Beleidsverantwoordelijkheid ministerie van LNV: Biodiversiteit

Het ministerie van Landbouw, Natuur en Voedselkwaliteit (LNV) richt zich met zijn natuurbeleid op het behoud en de versterking van de Nederlandse natuur. Daaronder valt ook het behoud van de biodiversiteit. Jaarlijks verantwoordt het ministerie van LNV de nationale uitvoering van biodiversiteit in de LNV-jaarverantwoording.
 

‘Momenteel werkt de overheid aan een pakket van maatregelen waarmee de natuur hersteld en versterkt kan worden en de uitstoot van stikstof kan worden teruggedrongen’

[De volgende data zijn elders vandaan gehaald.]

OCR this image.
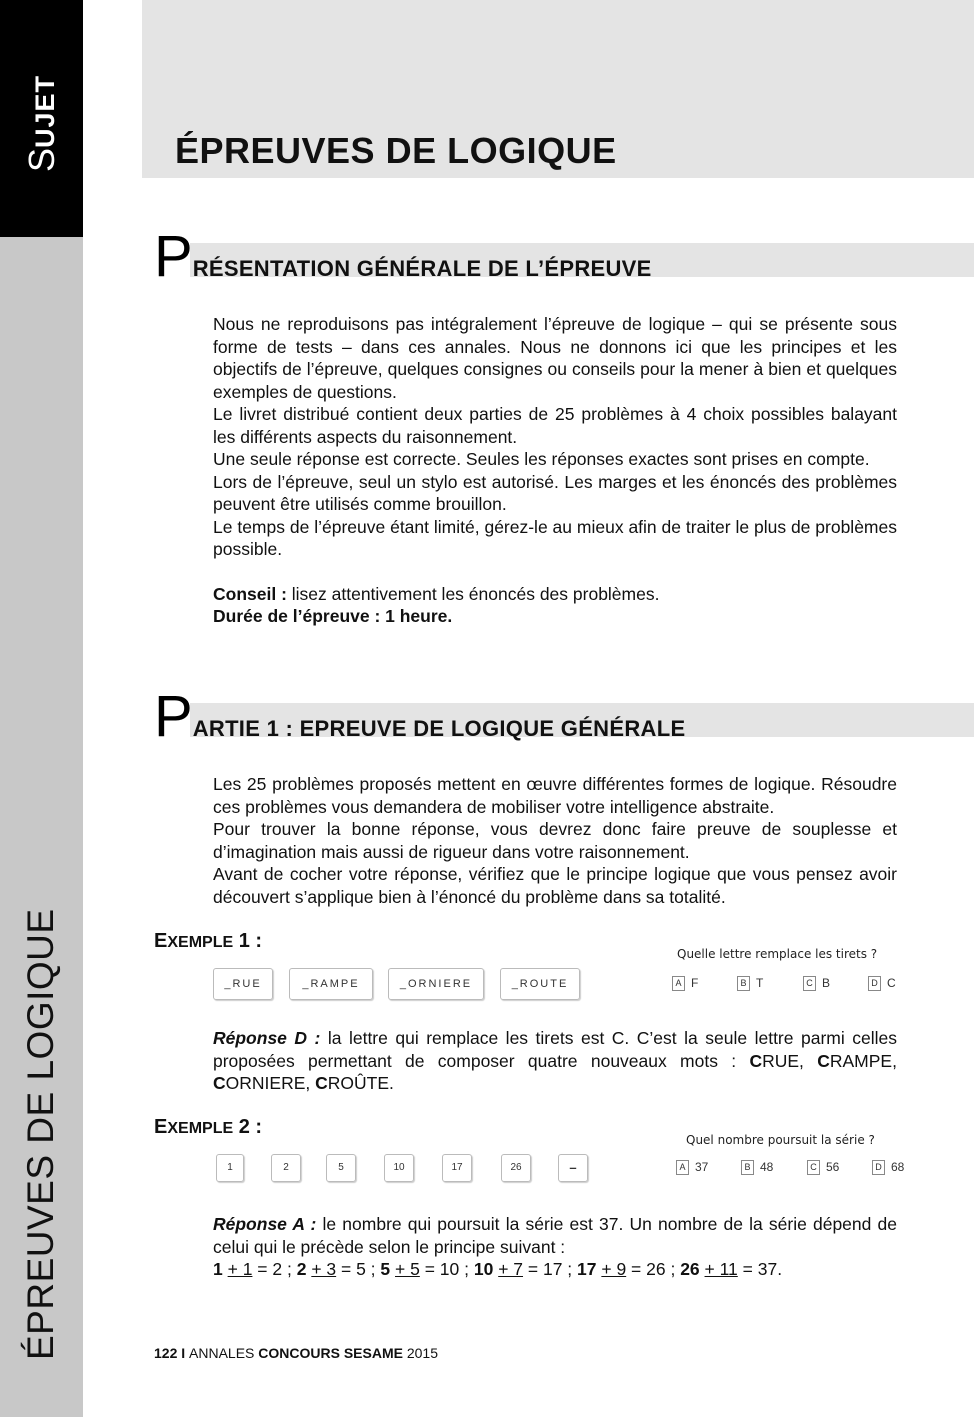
SUJET
ÉPREUVES DE LOGIQUE
ÉPREUVES DE LOGIQUE
PRÉSENTATION GÉNÉRALE DE L’ÉPREUVE

Nous ne reproduisons pas intégralement l’épreuve de logique – qui se présente sous forme de tests – dans ces annales. Nous ne donnons ici que les principes et les objectifs de l’épreuve, quelques consignes ou conseils pour la mener à bien et quelques exemples de questions.

Le livret distribué contient deux parties de 25 problèmes à 4 choix possibles balayant les différents aspects du raisonnement.

Une seule réponse est correcte. Seules les réponses exactes sont prises en compte.

Lors de l’épreuve, seul un stylo est autorisé. Les marges et les énoncés des problèmes peuvent être utilisés comme brouillon.

Le temps de l’épreuve étant limité, gérez-le au mieux afin de traiter le plus de problèmes possible.

Conseil : lisez attentivement les énoncés des problèmes.

Durée de l’épreuve : 1 heure.

PARTIE 1 : EPREUVE DE LOGIQUE GÉNÉRALE

Les 25 problèmes proposés mettent en œuvre différentes formes de logique. Résoudre ces problèmes vous demandera de mobiliser votre intelligence abstraite.

Pour trouver la bonne réponse, vous devrez donc faire preuve de souplesse et d’imagination mais aussi de rigueur dans votre raisonnement.

Avant de cocher votre réponse, vérifiez que le principe logique que vous pensez avoir découvert s’applique bien à l’énoncé du problème dans sa totalité.

EXEMPLE 1 :
Quelle lettre remplace les tirets ?
_RUE	_RAMPE	_ORNIERE	_ROUTE	A F	B T	C B	D C

Réponse D : la lettre qui remplace les tirets est C. C’est la seule lettre parmi celles proposées permettant de composer quatre nouveaux mots : CRUE, CRAMPE, CORNIERE, CROÛTE.

EXEMPLE 2 :
Quel nombre poursuit la série ?
1	2	5	10	17	26	–	A 37	B 48	C 56	D 68

Réponse A : le nombre qui poursuit la série est 37. Un nombre de la série dépend de celui qui le précède selon le principe suivant :

1 + 1 = 2 ; 2 + 3 = 5 ; 5 + 5 = 10 ; 10 + 7 = 17 ; 17 + 9 = 26 ; 26 + 11 = 37.

122 I ANNALES CONCOURS SESAME 2015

Biodiversiteit in de uitvoering van het ministerie van IenW

Als beheerder van alle rijkswateren werkt het ministerie van IenW aan het herstel van natuurlijke processen en het behoud van de ecologische kwaliteit. Daarnaast zijn we verantwoordelijk beheerder van 24 Natura 2000-gebieden met een gezamenlijke totale oppervlakte van 22.000 km2. Ook leveren we een bijdrage aan de bescherming van bedreigde en zeldzame diersoorten of (delen van) natuurgebieden in het kader van de Vogel- en Habitatrichtlijn. We sluiten zo goed mogelijk aan bij de initiatieven van het ministerie van LNV en onderzoeken hoe wij daarin synergie kunnen bereiken. Het ministerie van IenW denkt in 2020 na over maatregelen waarmee we de biodiversiteit op het areaal kunnen herstellen en behouden. Dit geldt zowel voor het natte als het droge areaal. Hierbij is vooral aandacht voor het beheer en onderhoud.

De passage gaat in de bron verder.